The Habit Course Review
Three months ago, I took The Habit Course, a 5-week course on how to build and maintain habits. Thanks Trina for recommending it to me! Overall, the course was fantastic and exceeded my expectations. I learned much more than just how to manage my habits. What did I learn? Read on!
I wanted to write this review right after the course was complete, but I think that it’s actually better that I’m writing it now. We’re talking about habits, so only time will tell if a habit actually sticks.
Three months later, I still read for at least 30 minutes every day.
Every participant in The Habit Course picks a habit to develop. For me, it was to read leisurely for 30 minutes a day. I decided that I would do this right before sleeping: my plan was to shower, hop in bed, and read for 30 minutes every day.
I had many reasons for wanting to develop this habit. One, I simply enjoy reading! I used to be a huge bookworm in elementary school. Once high school started, I stopped reading because I “had no time.” Looking back, I did have time; I just wasted it all. That wasn’t very good for me because I realized that my vocabulary stopped expanding. Currently, I like reading non-fiction books so I can gain more knowledge and perspective on different subjects. Some books I’ve read so far after developing this habit are The Organized Mind, The Physics of Christmas, Lean In and Beautiful Outlaw.
After The Habit Course, I can proudly say that reading every day has actually become a habit! On January 1st, I made it my new year’s resolution to read for 45 minutes instead of 30 minutes. And it’s been quite successful so far!
Of course, there are days when I don’t read, but that’s completely fine. Sometimes, I come home later and am dead tired; of course I won’t force myself to read. I read 5-7 days a week.
Interestingly, building the habit of reading every day has unintentionally helped me build some other great habits too…
I sleep at 11 PM and wake up at 7 AM every day.
Because reading is such a peaceful activity for me, I will doze off if I am sleepy—no, it doesn’t mean the books I read are boring, haha.
In order to focus on reading, I need to be awake and alert. In order to be awake and alert, I need to get enough sleep the previous night. Weirdly, I developed the habit of sleeping for eight hours and having a set bedtime. I looked forward to reading so much that I made sure I got in bed at around 10:30 PM so I could do it. If I got into bed any later than that, I would fall asleep while reading.
I sleep for eight hours a day, 6-7 days a week now. It’s so great because I can feel the difference in my energy levels. I feel so energized during the day and during lectures at school, I no longer have to stop myself from dozing off.
I know that I function best on eight hours of sleep, so I quit procrastinating.
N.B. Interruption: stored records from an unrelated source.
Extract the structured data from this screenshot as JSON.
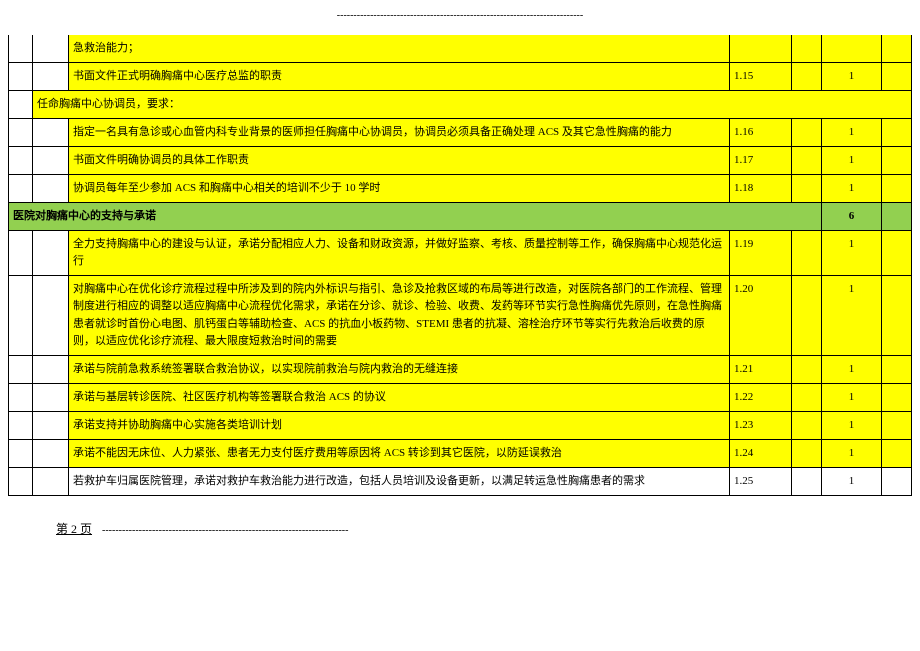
{
  "top_dashes": "--------------------------------------------------------------------------",
  "rows": [
    {
      "style": "yellow",
      "span": "text",
      "indent": 2,
      "text": "急救治能力；",
      "num": "",
      "pts": "",
      "topOpen": true
    },
    {
      "style": "yellow",
      "span": "text",
      "indent": 2,
      "text": "书面文件正式明确胸痛中心医疗总监的职责",
      "num": "1.15",
      "pts": "1"
    },
    {
      "style": "yellow",
      "span": "header",
      "indent": 1,
      "text": "任命胸痛中心协调员，要求：",
      "num": "",
      "pts": ""
    },
    {
      "style": "yellow",
      "span": "text",
      "indent": 2,
      "text": "指定一名具有急诊或心血管内科专业背景的医师担任胸痛中心协调员，协调员必须具备正确处理 ACS 及其它急性胸痛的能力",
      "num": "1.16",
      "pts": "1"
    },
    {
      "style": "yellow",
      "span": "text",
      "indent": 2,
      "text": "书面文件明确协调员的具体工作职责",
      "num": "1.17",
      "pts": "1"
    },
    {
      "style": "yellow",
      "span": "text",
      "indent": 2,
      "text": "协调员每年至少参加 ACS 和胸痛中心相关的培训不少于 10 学时",
      "num": "1.18",
      "pts": "1"
    },
    {
      "style": "green",
      "span": "section",
      "indent": 0,
      "text": "医院对胸痛中心的支持与承诺",
      "num": "",
      "pts": "6",
      "bold": true
    },
    {
      "style": "yellow",
      "span": "text",
      "indent": 2,
      "text": "全力支持胸痛中心的建设与认证，承诺分配相应人力、设备和财政资源，并做好监察、考核、质量控制等工作，确保胸痛中心规范化运行",
      "num": "1.19",
      "pts": "1"
    },
    {
      "style": "yellow",
      "span": "text",
      "indent": 2,
      "text": "对胸痛中心在优化诊疗流程过程中所涉及到的院内外标识与指引、急诊及抢救区域的布局等进行改造，对医院各部门的工作流程、管理制度进行相应的调整以适应胸痛中心流程优化需求，承诺在分诊、就诊、检验、收费、发药等环节实行急性胸痛优先原则，在急性胸痛患者就诊时首份心电图、肌钙蛋白等辅助检查、ACS 的抗血小板药物、STEMI 患者的抗凝、溶栓治疗环节等实行先救治后收费的原则，以适应优化诊疗流程、最大限度短救治时间的需要",
      "num": "1.20",
      "pts": "1"
    },
    {
      "style": "yellow",
      "span": "text",
      "indent": 2,
      "text": "承诺与院前急救系统签署联合救治协议，以实现院前救治与院内救治的无缝连接",
      "num": "1.21",
      "pts": "1"
    },
    {
      "style": "yellow",
      "span": "text",
      "indent": 2,
      "text": "承诺与基层转诊医院、社区医疗机构等签署联合救治 ACS 的协议",
      "num": "1.22",
      "pts": "1"
    },
    {
      "style": "yellow",
      "span": "text",
      "indent": 2,
      "text": "承诺支持并协助胸痛中心实施各类培训计划",
      "num": "1.23",
      "pts": "1"
    },
    {
      "style": "yellow",
      "span": "text",
      "indent": 2,
      "text": "承诺不能因无床位、人力紧张、患者无力支付医疗费用等原因将 ACS 转诊到其它医院，以防延误救治",
      "num": "1.24",
      "pts": "1"
    },
    {
      "style": "white",
      "span": "text",
      "indent": 2,
      "text": "若救护车归属医院管理，承诺对救护车救治能力进行改造，包括人员培训及设备更新，以满足转运急性胸痛患者的需求",
      "num": "1.25",
      "pts": "1"
    }
  ],
  "footer": {
    "page_label": "第 2 页",
    "dashes": "--------------------------------------------------------------------------"
  },
  "colors": {
    "yellow": "#ffff00",
    "green": "#92d050",
    "white": "#ffffff",
    "border": "#000000"
  }
}
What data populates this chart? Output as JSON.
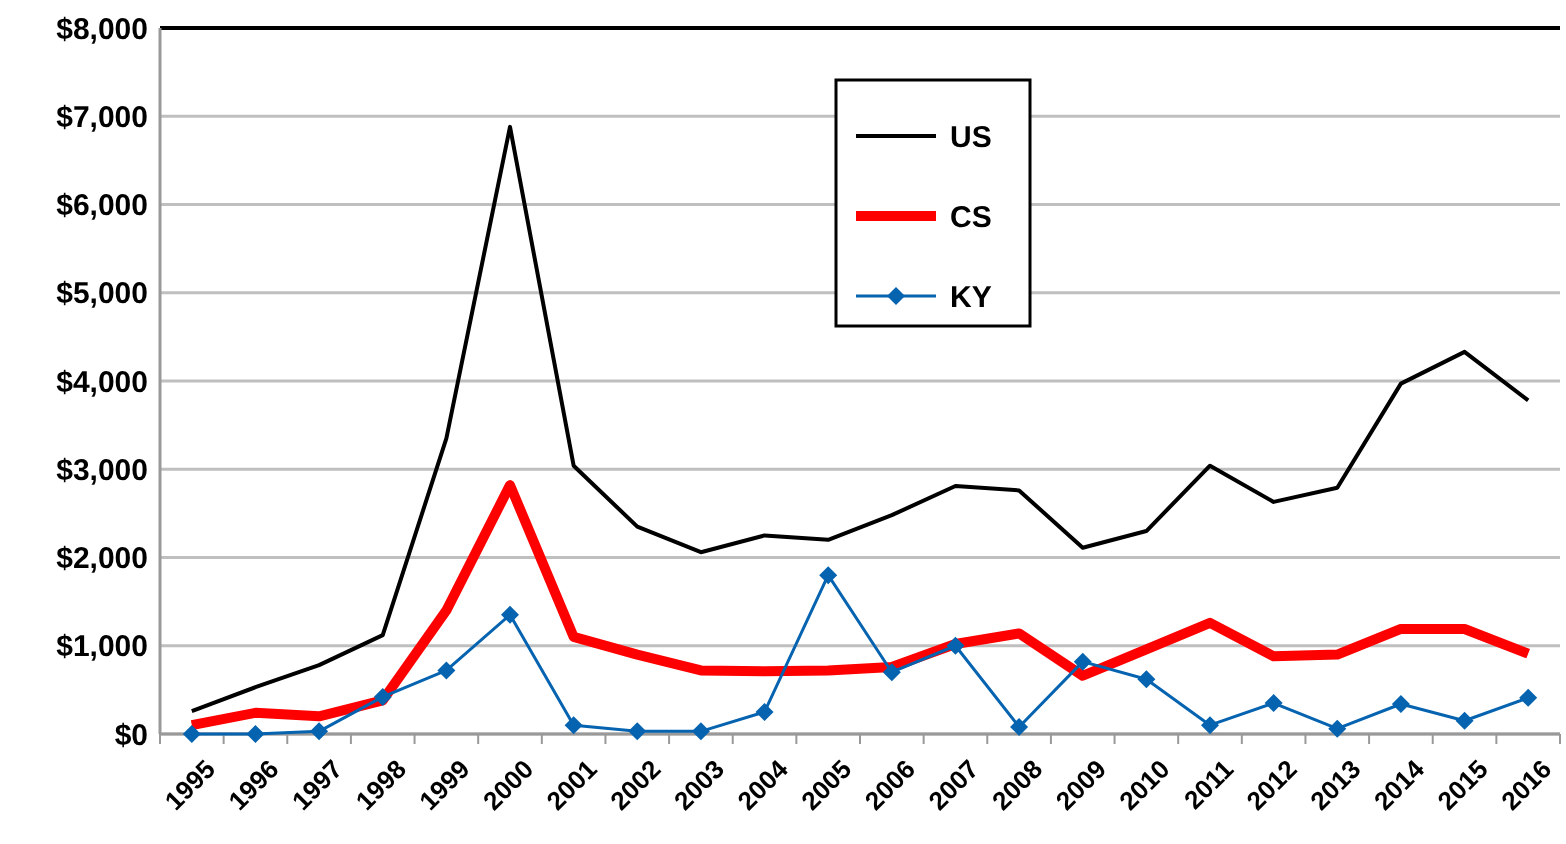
{
  "chart_data": {
    "type": "line",
    "categories": [
      "1995",
      "1996",
      "1997",
      "1998",
      "1999",
      "2000",
      "2001",
      "2002",
      "2003",
      "2004",
      "2005",
      "2006",
      "2007",
      "2008",
      "2009",
      "2010",
      "2011",
      "2012",
      "2013",
      "2014",
      "2015",
      "2016"
    ],
    "series": [
      {
        "name": "US",
        "color": "#000000",
        "marker": "none",
        "values": [
          260,
          530,
          780,
          1120,
          3350,
          6880,
          3040,
          2350,
          2060,
          2250,
          2200,
          2480,
          2810,
          2760,
          2110,
          2300,
          3040,
          2630,
          2790,
          3970,
          4330,
          3780
        ]
      },
      {
        "name": "CS",
        "color": "#ff0000",
        "marker": "none",
        "values": [
          100,
          240,
          200,
          380,
          1400,
          2820,
          1100,
          900,
          720,
          710,
          720,
          760,
          1020,
          1140,
          660,
          960,
          1260,
          880,
          900,
          1190,
          1190,
          910
        ]
      },
      {
        "name": "KY",
        "color": "#0563b0",
        "marker": "diamond",
        "values": [
          0,
          0,
          30,
          420,
          720,
          1350,
          100,
          30,
          30,
          250,
          1800,
          700,
          1000,
          80,
          820,
          620,
          100,
          350,
          60,
          340,
          150,
          410
        ]
      }
    ],
    "ylim": [
      0,
      8000
    ],
    "yticks": [
      {
        "value": 0,
        "label": "$0"
      },
      {
        "value": 1000,
        "label": "$1,000"
      },
      {
        "value": 2000,
        "label": "$2,000"
      },
      {
        "value": 3000,
        "label": "$3,000"
      },
      {
        "value": 4000,
        "label": "$4,000"
      },
      {
        "value": 5000,
        "label": "$5,000"
      },
      {
        "value": 6000,
        "label": "$6,000"
      },
      {
        "value": 7000,
        "label": "$7,000"
      },
      {
        "value": 8000,
        "label": "$8,000"
      }
    ],
    "grid": "y",
    "legend": "top"
  }
}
I used to be a huge procrastinator in high school. I would sleep 5-6 hours a night because I had procrastinated with my homework. In university, I got a little better sleeping 6-7 hours a night, but I knew that actually needed eight hours of sleep to be functioning my best. It was so hard to change.
Interestingly, because I knew that I function best on eight hours of sleep, I made sure that I finished all my work ahead of time and I seldom procrastinate anymore. Last term, I never stayed past midnight doing homework, booyah! I also got a lot of other things done, such as setting up this website, catching up with 30 of my good friends over lunch/dinner/snacks (I haven’t seen any of them for seven months because of exchange) and helping my mom move houses.
I no longer spend hours watching YouTube videos, reading random articles online or scrolling on Facebook!
I developed a morning routine that let me train for a half marathon six days a week.
One of my most important takeaways from The Habit Course is the importance of routine. When we build routines—for example, morning routines—we automate parts of our life into routine so that we can spend our precious energy on other crucial things.
I can give you a small example of how a small change in my routine freed up my energy for other things. Before taking The Habit Course, I used to jog in Central Park and change my route every day so I wouldn’t be bored with the same scenery every day. In the course, the instructors encouraged us to experiment with small changes in our routine so that we could save energy—the energy that would otherwise be used to make an unimportant decision such as which route to take during a morning jog.
So, I tried! I designed a route that I would run every single time I went to Central Park. I found that doing this gave me more energy to think about how fast or slow I should be running to train the most effectively for the half marathon.
After the marathon was over, I started using that saved-up energy during my morning runs to plan out my day, brainstorm solutions for problems in my life and think about the future.
Habits are important!
The smallest of habits can make a huge difference when you add them all up. I highly recommend The Habit Course if you want to be more productive, use your time more wisely or just have a better lifestyle overall! The course gave me many things to think about and try out, and I believe that everyone who takes it will find it valuable. If you aren’t in Vancouver, you can read The Power of Habit to start you off! It’s still January so you can get on those new year’s resolutions! You can do it!